It may no longer instruct (p. 68), but the liberal mind
continues to amaze. Just in one sitting I come across two splendid
examples, both intended to defend our president against his alleged
enemies, none of them foreign, all of them domestic. In the first,
the columnist Ms. Maureen Dowd heaps scorn on Justice Antonin
Scalia yet has the cheek to call him “venomous.” Justice
Anthony Kennedy, as the “swing vote” on Obamacare, gets off easier.
Suddenly Dowd turns silly, asking “Could the dream of expanded
health care die at the hands of a Kennedy?” Teddy must be sitting
up in his grave.
In the second example, the New Yorker’s Elizabeth
Kolbert, in the weekly’s lead editorial, goes after Republicans who
say Mr. Obama’s energy policy is the product of radical ideology
and responsible for our nation’s rising gasoline prices. That’s all
“hokum,” she notes, as if “the President could, if he wanted to,
reduce the price of oil.” But she doesn’t stop there, expressing
joy instead that he doesn’t want to. “When it comes to gas prices,
it’s been clear for, well, let’s just say forever that the cost of
gasoline in America is actually too low. Cheap gas generates sprawl
and traffic. It discourages the use of mass transit…” Before you
know it, it causes global warming. So what’s one American’s radical
ideology is another’s “rational policy option,” as she terms
it.
At least with Ms. Kolbert, we know where she stands. She simply
wants to overturn the American way of life.

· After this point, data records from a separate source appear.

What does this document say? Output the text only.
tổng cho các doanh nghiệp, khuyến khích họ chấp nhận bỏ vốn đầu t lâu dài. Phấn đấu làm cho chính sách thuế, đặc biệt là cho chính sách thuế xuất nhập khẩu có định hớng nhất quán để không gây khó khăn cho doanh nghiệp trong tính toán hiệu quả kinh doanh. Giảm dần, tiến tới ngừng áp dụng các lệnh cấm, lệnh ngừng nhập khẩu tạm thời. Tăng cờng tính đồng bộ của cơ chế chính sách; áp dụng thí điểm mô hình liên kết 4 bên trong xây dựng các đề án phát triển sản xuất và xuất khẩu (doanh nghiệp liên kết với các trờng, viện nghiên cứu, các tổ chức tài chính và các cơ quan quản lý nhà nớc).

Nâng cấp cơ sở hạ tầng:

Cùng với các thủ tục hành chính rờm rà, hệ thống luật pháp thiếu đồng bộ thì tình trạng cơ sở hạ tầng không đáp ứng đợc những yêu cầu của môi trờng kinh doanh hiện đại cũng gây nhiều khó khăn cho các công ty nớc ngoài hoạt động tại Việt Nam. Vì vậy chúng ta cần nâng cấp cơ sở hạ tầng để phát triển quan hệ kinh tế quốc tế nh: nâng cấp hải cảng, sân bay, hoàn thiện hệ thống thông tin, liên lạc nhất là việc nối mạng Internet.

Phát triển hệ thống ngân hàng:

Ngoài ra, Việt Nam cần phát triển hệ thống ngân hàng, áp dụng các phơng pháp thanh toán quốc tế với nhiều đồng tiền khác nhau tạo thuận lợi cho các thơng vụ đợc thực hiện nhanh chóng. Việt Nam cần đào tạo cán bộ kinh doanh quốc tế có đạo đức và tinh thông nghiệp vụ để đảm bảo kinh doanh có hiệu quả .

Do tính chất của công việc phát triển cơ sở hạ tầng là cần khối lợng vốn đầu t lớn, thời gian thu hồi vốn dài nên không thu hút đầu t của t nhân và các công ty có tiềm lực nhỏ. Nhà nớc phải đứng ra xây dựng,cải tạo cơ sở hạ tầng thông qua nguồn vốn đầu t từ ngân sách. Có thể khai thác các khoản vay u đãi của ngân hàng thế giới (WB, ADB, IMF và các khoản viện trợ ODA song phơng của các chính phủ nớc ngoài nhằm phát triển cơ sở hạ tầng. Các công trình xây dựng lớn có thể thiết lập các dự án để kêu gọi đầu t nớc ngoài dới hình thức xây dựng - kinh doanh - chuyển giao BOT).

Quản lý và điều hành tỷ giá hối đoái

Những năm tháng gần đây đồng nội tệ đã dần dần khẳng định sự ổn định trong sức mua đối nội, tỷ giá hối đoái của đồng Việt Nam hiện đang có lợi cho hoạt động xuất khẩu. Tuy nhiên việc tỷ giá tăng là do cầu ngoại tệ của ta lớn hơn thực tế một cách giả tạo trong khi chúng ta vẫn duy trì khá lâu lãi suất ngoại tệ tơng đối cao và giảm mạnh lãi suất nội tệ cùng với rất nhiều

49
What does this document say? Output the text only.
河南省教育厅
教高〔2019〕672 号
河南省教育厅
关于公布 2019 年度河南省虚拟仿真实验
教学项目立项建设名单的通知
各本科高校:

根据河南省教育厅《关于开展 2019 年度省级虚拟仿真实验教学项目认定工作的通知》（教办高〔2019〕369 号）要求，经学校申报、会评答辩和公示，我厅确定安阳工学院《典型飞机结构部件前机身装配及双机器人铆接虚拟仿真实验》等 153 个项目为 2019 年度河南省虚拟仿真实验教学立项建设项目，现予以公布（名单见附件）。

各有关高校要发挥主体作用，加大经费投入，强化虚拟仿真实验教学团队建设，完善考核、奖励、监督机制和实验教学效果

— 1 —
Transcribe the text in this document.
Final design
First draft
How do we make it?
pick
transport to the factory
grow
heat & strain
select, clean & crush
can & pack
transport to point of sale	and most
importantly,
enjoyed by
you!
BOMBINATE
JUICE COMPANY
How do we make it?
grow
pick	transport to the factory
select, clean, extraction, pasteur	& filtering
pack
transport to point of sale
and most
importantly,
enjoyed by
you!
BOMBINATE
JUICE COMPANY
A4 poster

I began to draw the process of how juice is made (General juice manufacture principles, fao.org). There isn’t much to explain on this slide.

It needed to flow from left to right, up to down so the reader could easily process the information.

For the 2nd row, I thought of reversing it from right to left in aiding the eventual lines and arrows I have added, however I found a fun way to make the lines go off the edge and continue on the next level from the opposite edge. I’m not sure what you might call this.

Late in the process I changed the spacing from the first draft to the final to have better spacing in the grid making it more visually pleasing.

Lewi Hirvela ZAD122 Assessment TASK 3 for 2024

Conversely, her party rebels at any challenge to its way of
doing business. For his troubles, a Jimmy Stewart-like Paul Ryan is
described by our president as a purveyor of Social Darwinism, a
Trojan horse, a wild-eyed radical. (Do these people ever stop
projecting?) Last year, Ms. Dowd said Ryan was “trying to push the
cost of Medicare and Medicaid onto the old, the sick, and the
disabled,” thus inspiring the recent liberal ad depicting a man who
could be mistaken for Ryan pushing an helpless old woman in a
wheelchair off a cliff. Through all this, none of the Ryan
vilifiers ever engage his arguments. It’s enough to read any of
Ryan’s plain-spoken observations—here’s a pearl from this month’s
symposium (p. 14), “Government has never come up with a magic
formula for lowering costs and improving quality”—to know
immediately that the likes of Ms. Dowd have no answer, and so they
carry on as if such arguments did not exist.
But they do exist, and that’s why we’re here today. For all
their fulminating against “the rich,” Obamaworlders insist money is
no obstacle. Easy for them to say, when it’s always somebody else’s
money they have in their sights. But money is an obstacle when
government is bankrupt and all signs point to even more alarming
indebtedness in the coming years and decades. In one vision,
government coddles us all, from cradle to grave, and in return, we
show our gratitude by re-electing those who take such good care of
us and even let us ride on mass transit. The other vision says,
“Enough already; this is not how our country was built and not how
any self-respecting human should be forced to live.” If we are to
continue as free citizens, we face facts now and formulate policies
consistent with the meaning of freedom. It’s a very American thing
to do (p. 56), and as readers of our special symposium will learn,
at the heart of the alternative policies to the Entitlement State
laid out here is a lovely notion called Choice. Back when they were
liberals, Liberals used to treasure it too.